Avec ce roman vous êtes en plein trip à la Monty Python et autres H2G2, tenez le vous pour dit.

Pour ma part j'accroche assez : les digressions loufoques, le rôle de l'auteur qui s'inscrit dans le récit, les personnages déjantées et un regard sur la vie qui trouve du comique partout, l'ensemble me fait sourire.
Si on ajoute le fait que Robbins (que je ne connaissais pas du tout) écrit vraiment bien et que la plupart de ses digressions sont assez informatives et intéressantes (même si nous sommes bien d'accord elles coupent complètement le récit), on peut dire que nous sommes face à une lecture atypique mais agréable.

Si on va un peu plus loin, mais gardons nous de philosopher sérieusement ce serait faire injure à ce roman, nous avons ici une certaine éloge de la différence qui apporte de la "magie" à un monde trop conventionné et en manque de poésie.
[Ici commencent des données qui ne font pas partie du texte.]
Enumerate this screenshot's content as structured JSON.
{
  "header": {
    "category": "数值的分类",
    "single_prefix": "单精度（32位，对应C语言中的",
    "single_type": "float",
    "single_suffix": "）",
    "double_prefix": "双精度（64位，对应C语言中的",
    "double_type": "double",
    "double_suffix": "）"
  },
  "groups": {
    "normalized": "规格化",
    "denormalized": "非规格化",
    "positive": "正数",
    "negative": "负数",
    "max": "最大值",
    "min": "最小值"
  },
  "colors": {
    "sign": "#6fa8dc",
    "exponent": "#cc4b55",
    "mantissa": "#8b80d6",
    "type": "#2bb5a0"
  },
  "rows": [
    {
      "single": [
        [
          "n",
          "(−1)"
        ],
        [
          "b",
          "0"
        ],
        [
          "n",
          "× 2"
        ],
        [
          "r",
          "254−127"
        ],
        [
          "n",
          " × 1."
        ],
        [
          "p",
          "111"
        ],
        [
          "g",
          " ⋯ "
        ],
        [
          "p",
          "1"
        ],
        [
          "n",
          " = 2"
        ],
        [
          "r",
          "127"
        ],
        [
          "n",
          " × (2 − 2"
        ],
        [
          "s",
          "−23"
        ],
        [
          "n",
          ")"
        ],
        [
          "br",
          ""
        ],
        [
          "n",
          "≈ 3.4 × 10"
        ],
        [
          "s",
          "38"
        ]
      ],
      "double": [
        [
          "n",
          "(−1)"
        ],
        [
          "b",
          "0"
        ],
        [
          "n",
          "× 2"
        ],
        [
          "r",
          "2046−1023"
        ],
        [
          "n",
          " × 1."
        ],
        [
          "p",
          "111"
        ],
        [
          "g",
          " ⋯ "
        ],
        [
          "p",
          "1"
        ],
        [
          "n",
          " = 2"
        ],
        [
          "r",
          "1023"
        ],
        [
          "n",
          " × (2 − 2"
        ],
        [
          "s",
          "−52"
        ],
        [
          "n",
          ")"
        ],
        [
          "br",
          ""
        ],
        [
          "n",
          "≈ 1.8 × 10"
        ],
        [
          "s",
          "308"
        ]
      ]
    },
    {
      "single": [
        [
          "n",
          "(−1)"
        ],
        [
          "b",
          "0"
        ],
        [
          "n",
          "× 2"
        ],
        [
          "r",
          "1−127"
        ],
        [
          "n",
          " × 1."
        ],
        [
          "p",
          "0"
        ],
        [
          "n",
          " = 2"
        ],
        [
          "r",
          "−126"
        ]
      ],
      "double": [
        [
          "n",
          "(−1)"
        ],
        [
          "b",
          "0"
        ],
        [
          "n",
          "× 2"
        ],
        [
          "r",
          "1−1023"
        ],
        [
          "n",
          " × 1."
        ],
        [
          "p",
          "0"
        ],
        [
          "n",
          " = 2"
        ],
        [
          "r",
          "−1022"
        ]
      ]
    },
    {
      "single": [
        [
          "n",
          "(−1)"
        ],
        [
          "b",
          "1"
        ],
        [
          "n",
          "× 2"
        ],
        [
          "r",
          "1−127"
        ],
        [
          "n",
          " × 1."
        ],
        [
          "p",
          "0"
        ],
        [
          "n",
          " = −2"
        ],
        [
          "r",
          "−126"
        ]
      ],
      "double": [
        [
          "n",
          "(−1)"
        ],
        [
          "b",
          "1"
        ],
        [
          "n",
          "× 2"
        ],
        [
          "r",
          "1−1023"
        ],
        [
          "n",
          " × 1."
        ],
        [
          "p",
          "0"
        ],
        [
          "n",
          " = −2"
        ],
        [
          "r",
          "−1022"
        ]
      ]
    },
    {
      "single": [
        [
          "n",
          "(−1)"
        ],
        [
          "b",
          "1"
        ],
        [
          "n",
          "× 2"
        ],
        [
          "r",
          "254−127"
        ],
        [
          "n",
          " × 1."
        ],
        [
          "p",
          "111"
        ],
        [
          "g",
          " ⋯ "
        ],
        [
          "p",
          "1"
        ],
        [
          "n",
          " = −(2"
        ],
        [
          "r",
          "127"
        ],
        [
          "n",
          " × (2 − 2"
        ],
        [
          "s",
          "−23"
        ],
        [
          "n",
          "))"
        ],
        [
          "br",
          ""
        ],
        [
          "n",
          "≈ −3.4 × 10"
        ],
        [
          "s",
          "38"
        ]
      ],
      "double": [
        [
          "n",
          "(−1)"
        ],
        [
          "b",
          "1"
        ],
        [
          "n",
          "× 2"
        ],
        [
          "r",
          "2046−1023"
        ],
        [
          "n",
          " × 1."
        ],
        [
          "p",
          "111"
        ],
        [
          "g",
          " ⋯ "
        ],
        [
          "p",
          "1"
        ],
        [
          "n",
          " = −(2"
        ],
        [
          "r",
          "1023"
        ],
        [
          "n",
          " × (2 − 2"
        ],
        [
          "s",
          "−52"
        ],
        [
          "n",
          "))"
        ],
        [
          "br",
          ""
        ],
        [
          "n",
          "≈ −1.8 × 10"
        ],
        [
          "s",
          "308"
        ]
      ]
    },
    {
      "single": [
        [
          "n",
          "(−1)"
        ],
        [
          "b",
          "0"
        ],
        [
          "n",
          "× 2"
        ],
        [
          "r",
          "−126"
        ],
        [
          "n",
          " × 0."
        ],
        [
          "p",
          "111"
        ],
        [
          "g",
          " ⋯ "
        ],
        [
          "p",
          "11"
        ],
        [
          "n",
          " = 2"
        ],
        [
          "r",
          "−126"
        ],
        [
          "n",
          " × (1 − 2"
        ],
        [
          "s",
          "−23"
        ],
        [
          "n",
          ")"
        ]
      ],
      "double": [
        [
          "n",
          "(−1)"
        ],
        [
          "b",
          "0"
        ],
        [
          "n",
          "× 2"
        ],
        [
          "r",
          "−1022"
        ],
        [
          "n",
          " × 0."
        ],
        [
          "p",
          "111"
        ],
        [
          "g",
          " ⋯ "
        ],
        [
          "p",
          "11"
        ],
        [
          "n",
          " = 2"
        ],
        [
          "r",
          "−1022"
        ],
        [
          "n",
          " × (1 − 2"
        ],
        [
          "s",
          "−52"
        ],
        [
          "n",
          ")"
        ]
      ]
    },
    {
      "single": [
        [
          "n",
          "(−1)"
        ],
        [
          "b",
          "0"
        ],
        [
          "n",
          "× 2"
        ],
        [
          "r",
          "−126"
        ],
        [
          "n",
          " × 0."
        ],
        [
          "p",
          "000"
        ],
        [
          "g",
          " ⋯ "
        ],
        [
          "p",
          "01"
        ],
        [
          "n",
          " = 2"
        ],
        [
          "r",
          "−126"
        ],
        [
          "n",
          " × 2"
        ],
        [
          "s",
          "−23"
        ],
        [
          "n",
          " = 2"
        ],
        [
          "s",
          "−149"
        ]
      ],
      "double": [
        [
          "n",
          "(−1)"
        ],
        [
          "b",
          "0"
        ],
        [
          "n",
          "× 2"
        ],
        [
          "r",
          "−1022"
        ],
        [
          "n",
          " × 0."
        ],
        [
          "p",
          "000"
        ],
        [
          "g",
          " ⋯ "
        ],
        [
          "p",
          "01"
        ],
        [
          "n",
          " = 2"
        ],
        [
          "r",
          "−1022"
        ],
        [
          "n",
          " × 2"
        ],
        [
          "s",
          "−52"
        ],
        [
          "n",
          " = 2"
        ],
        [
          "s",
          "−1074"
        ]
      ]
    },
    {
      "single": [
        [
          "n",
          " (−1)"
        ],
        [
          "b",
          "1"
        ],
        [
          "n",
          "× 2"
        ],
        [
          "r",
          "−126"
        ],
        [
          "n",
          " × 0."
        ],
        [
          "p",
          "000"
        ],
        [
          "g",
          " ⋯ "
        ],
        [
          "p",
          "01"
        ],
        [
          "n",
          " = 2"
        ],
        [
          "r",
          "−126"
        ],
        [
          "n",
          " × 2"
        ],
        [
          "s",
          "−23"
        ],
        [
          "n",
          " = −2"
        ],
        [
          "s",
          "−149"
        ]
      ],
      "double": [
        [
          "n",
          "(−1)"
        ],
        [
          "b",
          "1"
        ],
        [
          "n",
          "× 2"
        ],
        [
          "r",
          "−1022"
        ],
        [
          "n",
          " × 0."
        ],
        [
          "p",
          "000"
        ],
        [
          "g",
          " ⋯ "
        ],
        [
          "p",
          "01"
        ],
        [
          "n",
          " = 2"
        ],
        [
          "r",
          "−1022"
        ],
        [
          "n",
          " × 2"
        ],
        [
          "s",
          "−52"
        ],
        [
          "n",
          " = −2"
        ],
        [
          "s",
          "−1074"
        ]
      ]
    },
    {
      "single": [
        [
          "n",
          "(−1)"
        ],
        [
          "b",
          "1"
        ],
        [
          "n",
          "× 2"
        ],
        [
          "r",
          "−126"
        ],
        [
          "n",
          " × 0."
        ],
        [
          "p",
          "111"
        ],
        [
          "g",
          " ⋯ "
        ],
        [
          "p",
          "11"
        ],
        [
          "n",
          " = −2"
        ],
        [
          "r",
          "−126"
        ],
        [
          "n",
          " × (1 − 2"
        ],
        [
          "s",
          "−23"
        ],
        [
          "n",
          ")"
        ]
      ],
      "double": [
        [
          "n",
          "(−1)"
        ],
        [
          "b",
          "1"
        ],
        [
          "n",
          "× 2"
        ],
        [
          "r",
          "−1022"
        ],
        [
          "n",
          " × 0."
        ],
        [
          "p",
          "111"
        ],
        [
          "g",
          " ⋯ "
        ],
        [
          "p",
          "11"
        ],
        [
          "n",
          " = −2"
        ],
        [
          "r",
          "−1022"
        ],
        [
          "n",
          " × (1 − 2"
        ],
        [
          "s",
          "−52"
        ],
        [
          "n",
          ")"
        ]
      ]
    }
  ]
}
Les pouces de Sissy sont un symbole, tout comme les cow-girls, qu'un peu de fantaisie est indispensable, qu'une société entièrement normée serait bien fade.

[Ses Pouces] Ils grandissaient pendant qu'elle étudiait l'histoire (" et plus les colons poussaient vers l'ouest, plus ils étaient constamment sous la menace de hordes de sauvages Indiens") ; ils grandissaient tandis qu'elle étudiait l'arithmétique ("si une poule et demie pond un oeuf et demi en un jour et demi, combien de temps faudra-t-il à un singe ayant une jambe de bois pour retirer tous les pépins d'un fenouil conservé dans le vinaigre ?").



Une lecture à la fois légère, loufoque et amusante mais dans laquelle surgit des réflexions avisées sur notre mode de vie, notre civilisation de la consommation à outrance, notre rapport à l'autre et à la différence, qui peut-être se noient un peu trop dans tout ce burlesque ambiant.
Pour ma part, j'étais tout de même satisfaite d'en venir à bout, çà part un peu dans tous les sens par moment et épuise le lecteur qui doit suivre les bonds du coq à l'âne en passant par la chèvre, sur la longueur c'est harassant même si çà en vaut la peine !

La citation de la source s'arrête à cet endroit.